Sometime in the middle of our conversation, Ahlam’s husband quietly takes Sham into his arms and brings her to another table across the room. Linda Loewen, an Altona resident who helped privately sponsor the family through Build a Village, said later that Ahlam’s husband’s English is not strong, and that he probably didn’t speak to us because of that. “Women tend to learn English faster than men,” she said. Loewen thinks this happens because Arabic men living in Canada socialize with each other more often than women do, so they practice English less.

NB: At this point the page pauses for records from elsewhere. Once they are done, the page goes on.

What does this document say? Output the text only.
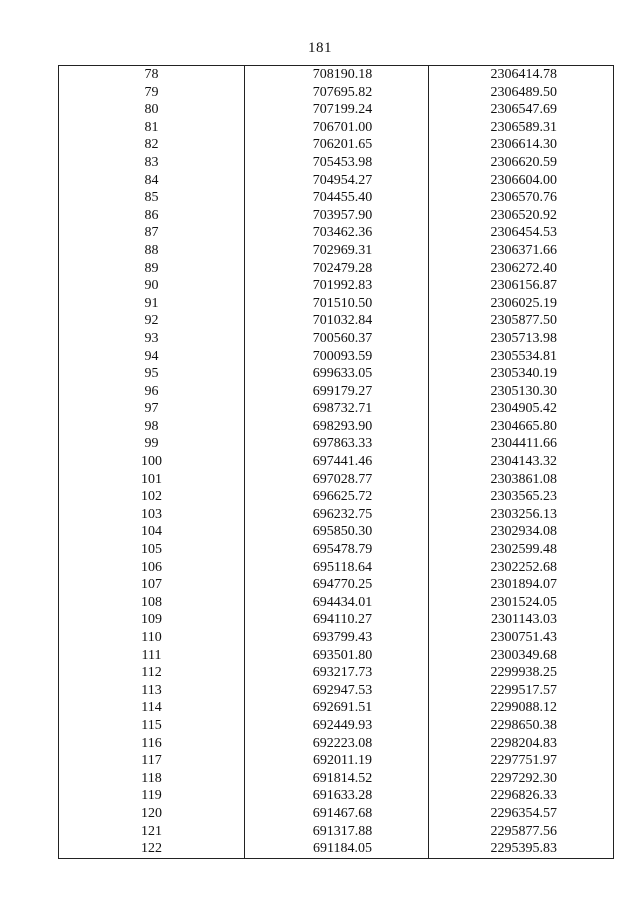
181
78	708190.18	2306414.78
79	707695.82	2306489.50
80	707199.24	2306547.69
81	706701.00	2306589.31
82	706201.65	2306614.30
83	705453.98	2306620.59
84	704954.27	2306604.00
85	704455.40	2306570.76
86	703957.90	2306520.92
87	703462.36	2306454.53
88	702969.31	2306371.66
89	702479.28	2306272.40
90	701992.83	2306156.87
91	701510.50	2306025.19
92	701032.84	2305877.50
93	700560.37	2305713.98
94	700093.59	2305534.81
95	699633.05	2305340.19
96	699179.27	2305130.30
97	698732.71	2304905.42
98	698293.90	2304665.80
99	697863.33	2304411.66
100	697441.46	2304143.32
101	697028.77	2303861.08
102	696625.72	2303565.23
103	696232.75	2303256.13
104	695850.30	2302934.08
105	695478.79	2302599.48
106	695118.64	2302252.68
107	694770.25	2301894.07
108	694434.01	2301524.05
109	694110.27	2301143.03
110	693799.43	2300751.43
111	693501.80	2300349.68
112	693217.73	2299938.25
113	692947.53	2299517.57
114	692691.51	2299088.12
115	692449.93	2298650.38
116	692223.08	2298204.83
117	692011.19	2297751.97
118	691814.52	2297292.30
119	691633.28	2296826.33
120	691467.68	2296354.57
121	691317.88	2295877.56
122	691184.05	2295395.83
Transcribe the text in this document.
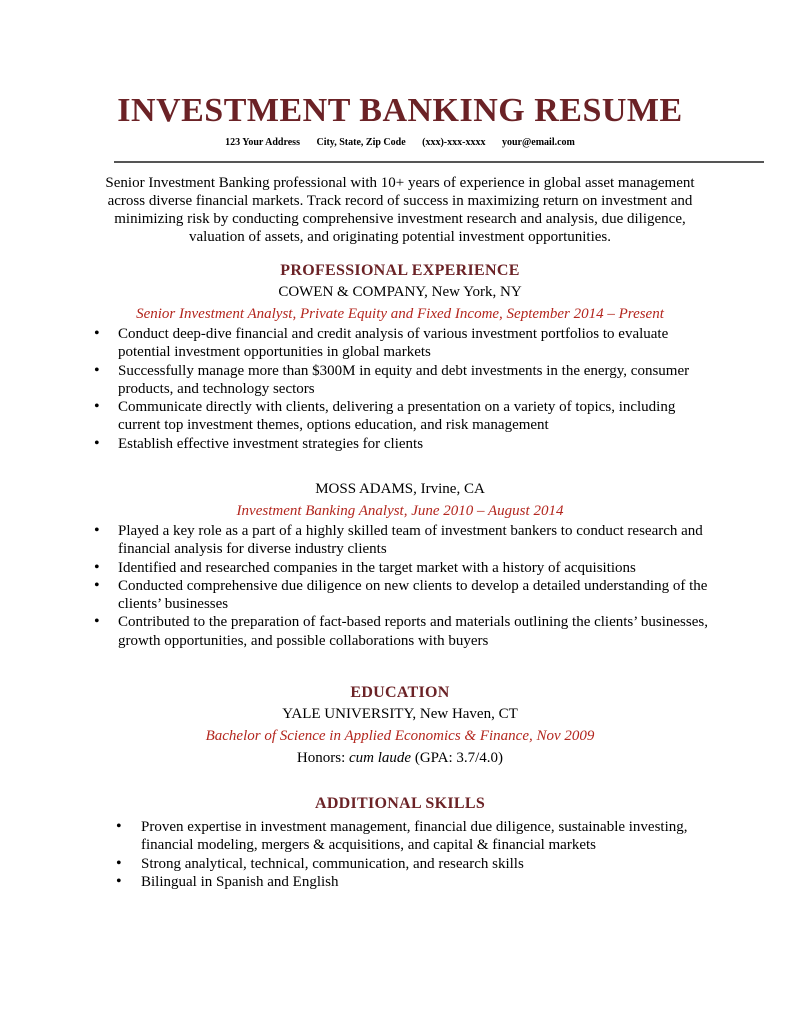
INVESTMENT BANKING RESUME
123 Your Address City, State, Zip Code (xxx)-xxx-xxxx your@email.com
Senior Investment Banking professional with 10+ years of experience in global asset management across diverse financial markets. Track record of success in maximizing return on investment and minimizing risk by conducting comprehensive investment research and analysis, due diligence, valuation of assets, and originating potential investment opportunities.
PROFESSIONAL EXPERIENCE
COWEN & COMPANY, New York, NY
Senior Investment Analyst, Private Equity and Fixed Income, September 2014 – Present
• Conduct deep-dive financial and credit analysis of various investment portfolios to evaluate potential investment opportunities in global markets
• Successfully manage more than $300M in equity and debt investments in the energy, consumer products, and technology sectors
• Communicate directly with clients, delivering a presentation on a variety of topics, including current top investment themes, options education, and risk management
• Establish effective investment strategies for clients
MOSS ADAMS, Irvine, CA
Investment Banking Analyst, June 2010 – August 2014
• Played a key role as a part of a highly skilled team of investment bankers to conduct research and financial analysis for diverse industry clients
• Identified and researched companies in the target market with a history of acquisitions
• Conducted comprehensive due diligence on new clients to develop a detailed understanding of the clients’ businesses
• Contributed to the preparation of fact-based reports and materials outlining the clients’ businesses, growth opportunities, and possible collaborations with buyers
EDUCATION
YALE UNIVERSITY, New Haven, CT
Bachelor of Science in Applied Economics & Finance, Nov 2009
Honors: cum laude (GPA: 3.7/4.0)
ADDITIONAL SKILLS
• Proven expertise in investment management, financial due diligence, sustainable investing, financial modeling, mergers & acquisitions, and capital & financial markets
• Strong analytical, technical, communication, and research skills
• Bilingual in Spanish and English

Ahlam lights up when she tells us about stepping off the airport and seeing Loewen hold a welcome sign in Arabic. What sadness she felt seeing the snow moments before had dissolved. She now has a farm in Altona and sells her fruits and vegetables: zucchini, tomatoes, watermelon. She keeps getting calls from customers who want to buy ful—fava beans that aren’t typically grown in Canada. Some of her crops grow from seeds she brought from Damascus. Her husband herds sheep again. Ahlam’s husband brings Sham back to her mother and takes the car keys from his wife. Sham is still smiling and she wears a grey onesie with a fuzzy white animal on the front, which Ahlam points out to me. Linda says she thinks it’s a moose because of the antlers. But to Ahlam, it’s a sheep.